Saturday, February 21, 2026

17 Hours

It’s been quite a ride. It’s the Year of the Horse. At my age, some people might think I am riding into the sunset. But as I preached from the Jacob’s narrative last Sunday after Jacob had wrestled with God, the sun rose on him as he crossed the river Jabbok. Tomorrow I am crossing the river of Bundusan and returning to my home base. For me to have a home is already a miracle. 12 years into ministry, no money and no house and when I left for Singapore in 2008, I was penniless. I sold my one last car in order to support my son studying Form 6 in New Zealand.

24 Hours

There was a mini series by the name of 24 hours, one of my favourites series on TV. Now I am entering my final 24 hours as church pastor. I just received the order of service on tomorrow's Sunday service which will be my final act, preaching for one last time as the church pastor. There will be six people making speeches and a few special prayers. It will be good if we could finish by 11.30am, but if I preach one last long sermon I'd afraid that the finish time could be as late as 12 noon.

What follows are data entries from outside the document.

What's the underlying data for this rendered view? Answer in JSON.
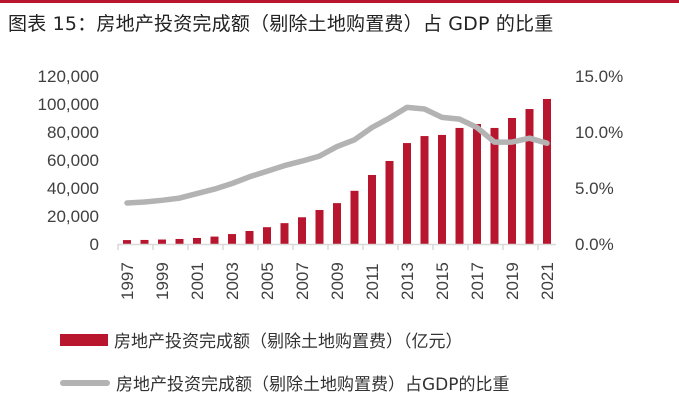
{
  "title": "图表 15：房地产投资完成额（剔除土地购置费）占 GDP 的比重",
  "colors": {
    "bar": "#B8152E",
    "line": "#B3B3B3",
    "top_rule": "#B8152E",
    "axis": "#D9D9D9",
    "tick_text": "#404040"
  },
  "chart_data": {
    "type": "bar+line",
    "title": "图表 15：房地产投资完成额（剔除土地购置费）占 GDP 的比重",
    "x": [
      "1997",
      "1998",
      "1999",
      "2000",
      "2001",
      "2002",
      "2003",
      "2004",
      "2005",
      "2006",
      "2007",
      "2008",
      "2009",
      "2010",
      "2011",
      "2012",
      "2013",
      "2014",
      "2015",
      "2016",
      "2017",
      "2018",
      "2019",
      "2020",
      "2021"
    ],
    "x_tick_labels": [
      "1997",
      "1999",
      "2001",
      "2003",
      "2005",
      "2007",
      "2009",
      "2011",
      "2013",
      "2015",
      "2017",
      "2019",
      "2021"
    ],
    "series": [
      {
        "name": "房地产投资完成额（剔除土地购置费）（亿元）",
        "type": "bar",
        "axis": "left",
        "values": [
          2800,
          2900,
          3200,
          3600,
          4300,
          5300,
          7100,
          9300,
          12000,
          14900,
          19100,
          24300,
          29200,
          38000,
          49300,
          59300,
          72100,
          77100,
          77900,
          82900,
          85700,
          82900,
          90000,
          96400,
          103600
        ]
      },
      {
        "name": "房地产投资完成额（剔除土地购置费）占GDP的比重",
        "type": "line",
        "axis": "right",
        "unit": "%",
        "values": [
          3.66,
          3.75,
          3.9,
          4.1,
          4.5,
          4.9,
          5.4,
          6.0,
          6.5,
          7.0,
          7.4,
          7.85,
          8.7,
          9.3,
          10.4,
          11.25,
          12.2,
          12.05,
          11.3,
          11.15,
          10.4,
          9.1,
          9.1,
          9.45,
          9.0
        ]
      }
    ],
    "y_left": {
      "ylim": [
        0,
        120000
      ],
      "ticks": [
        0,
        20000,
        40000,
        60000,
        80000,
        100000,
        120000
      ],
      "tick_labels": [
        "0",
        "20,000",
        "40,000",
        "60,000",
        "80,000",
        "100,000",
        "120,000"
      ]
    },
    "y_right": {
      "ylim": [
        0,
        15
      ],
      "ticks": [
        0,
        5,
        10,
        15
      ],
      "tick_labels": [
        "0.0%",
        "5.0%",
        "10.0%",
        "15.0%"
      ]
    },
    "xlabel": "",
    "ylabel": "",
    "grid": false,
    "legend_position": "bottom",
    "legend": [
      {
        "label": "房地产投资完成额（剔除土地购置费）（亿元）",
        "marker": "bar"
      },
      {
        "label": "房地产投资完成额（剔除土地购置费）占GDP的比重",
        "marker": "line"
      }
    ]
  }
}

Wednesday, February 18, 2026

When God Opened Doors

My first foray into overseas ministry outside of the State of Sabah came in early February 2008. I had resigned from my pastorate in July 2007 with my HQ's blessings, and then informed my elders before telling the church council in August 2007. I officially handed it my resignation letter on 1st October giving 6 months' notice concluding on 31st March 2008. As I had almost two months of annual leave not taken, I would end my active ministry in church on the 2nd week of February 2008 when I preached my farewell sermon. But many things intervened before that.

Monday, February 16, 2026

Celebrating with my Family

This year is especially difficult for me. My beloved mother passed away suddenly just over two months ago. If she were still alive, I won't be writing this blog as we would be having our reunion dinner. But this year my brothers had made other plans. So I shall be celebrating with my true family, my church. But the irony in a few days' time, I shall be bidding them farewell.